I'm so glad my mum took me to the doctors and let me have the pill when I was 13 - the 6 months prior to that had been hell and regularly saw me in the school nurses office near passing out.

It wasn't needed as a contraceptive until I was 19 and it made my periods lighter and far more regular making it all more manageable.

My mum was reluctant about me having the pill so young and even said "Don't think this means sex is allowed mind!". But one does not lead to the other and it really could make all the difference to your DD. If the GP suggests it, please at least consider.

AveEldon Tue 12-Dec-17 15:09:25

They should be looking for the cause of the problem first - does your DD have any other issues with bleeding? Easy bruising etc?

Hoppinggreen Tue 12-Dec-17 15:13:09

I went on the pill at 12 for the same reason and it transformed my life, honestly I had been so ill with my periods that it was seriously affecting my quality of life.
I wasnt sexually active until I was 16 so it certainly didn’t encourage me in that direction, I just saw it as a hormone medication rather than a license to have sex.

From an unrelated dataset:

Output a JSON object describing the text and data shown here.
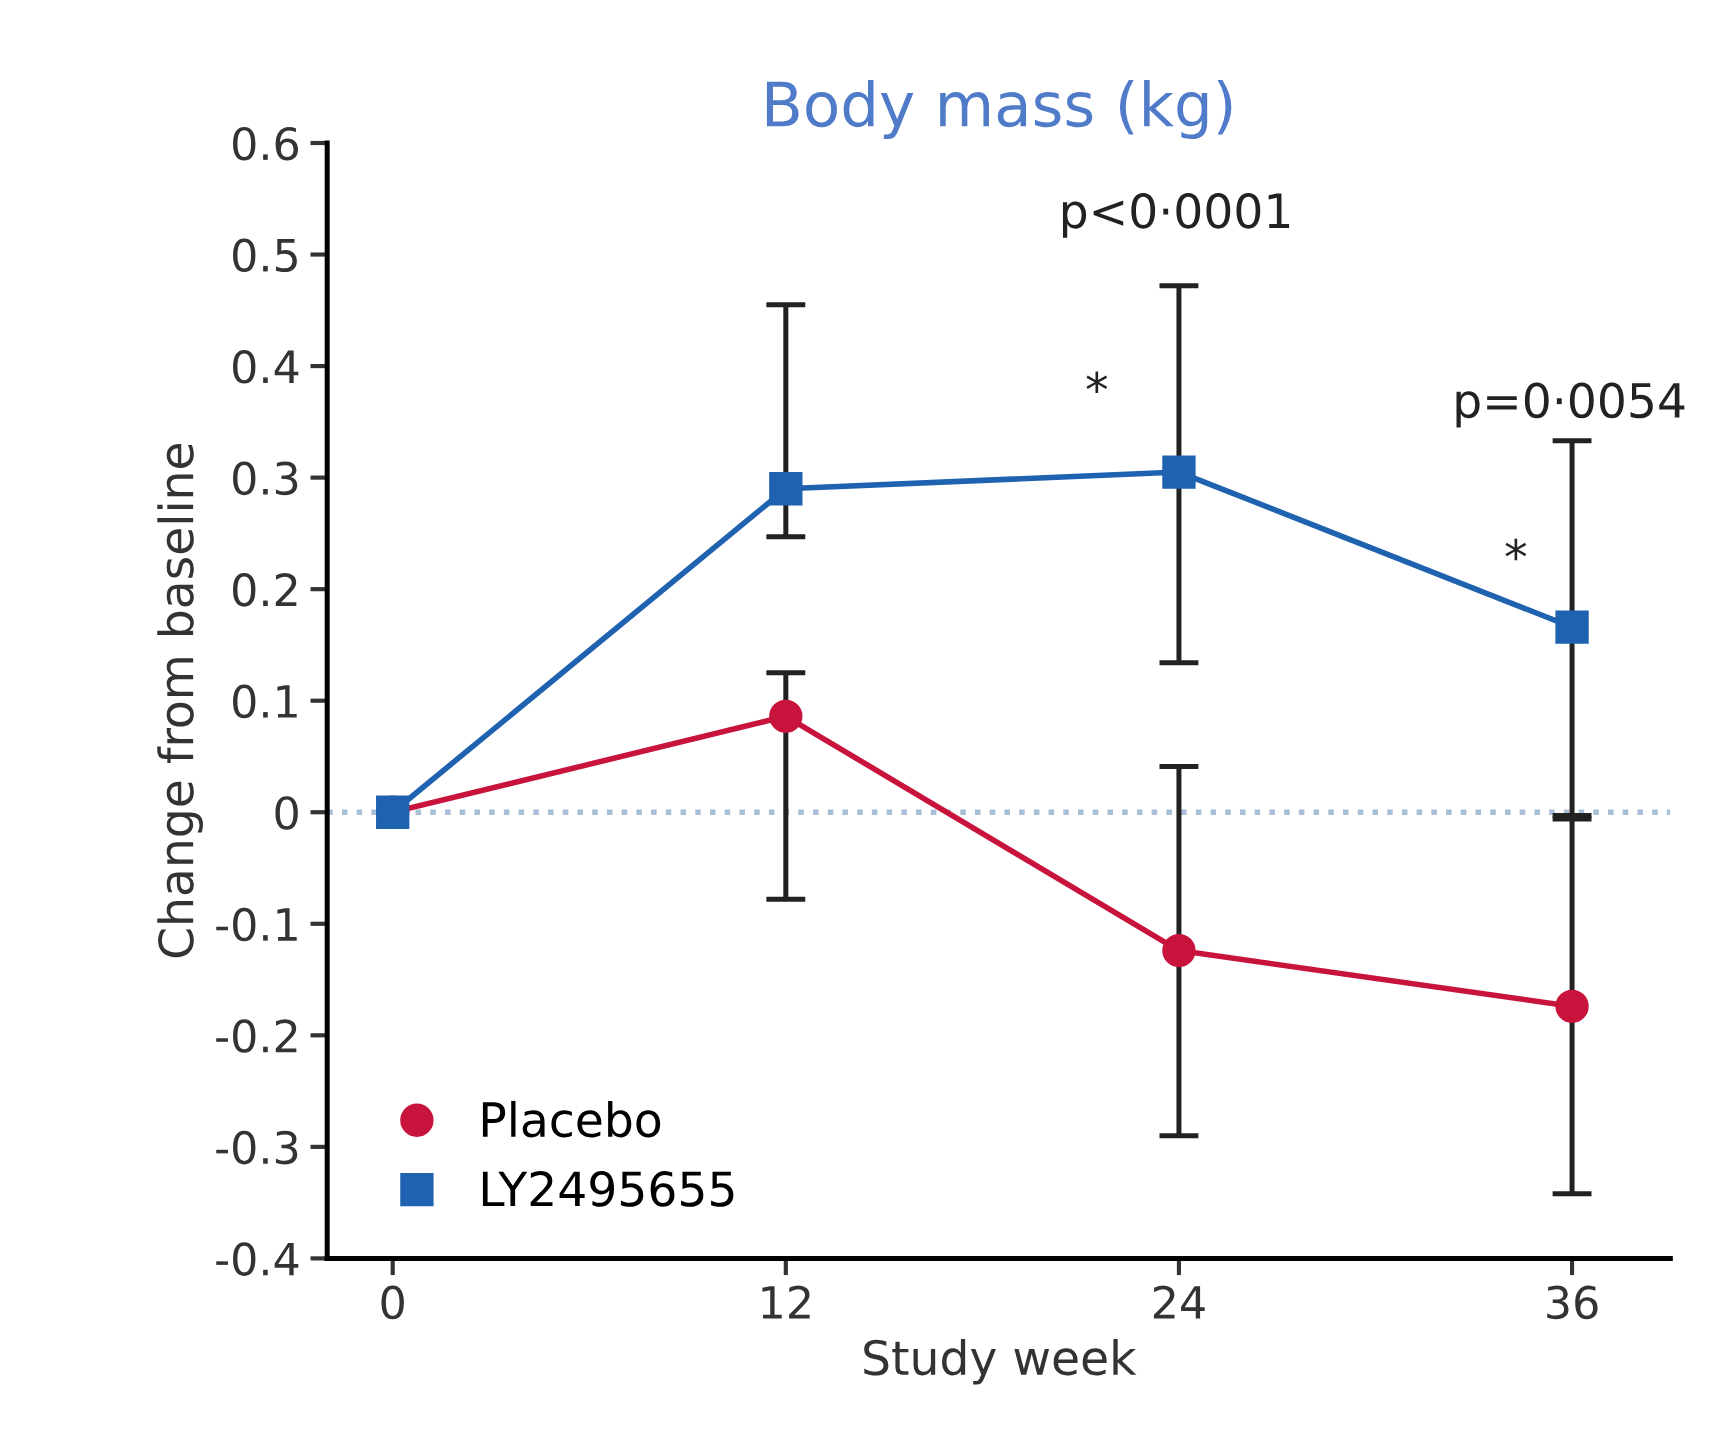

ivenoideawhatimdoing Tue 12-Dec-17 15:13:29

I agree, OP. I'd be extremely wary of putting her on something as strong as the pill before she has properly gone through puberty.

I know so many women who claim the pill gave them depression, research the impact of Microgynon and form your own opinion, the others read similar in many cases.

She's eleven ffs, surely they can offer something alternatively.

I was also on the pill for five years. It regulated my periods but did not make me bleed less, made my skin worse, made my moods erratic and made me miserable - it is not a miracle and everyone reacts differently.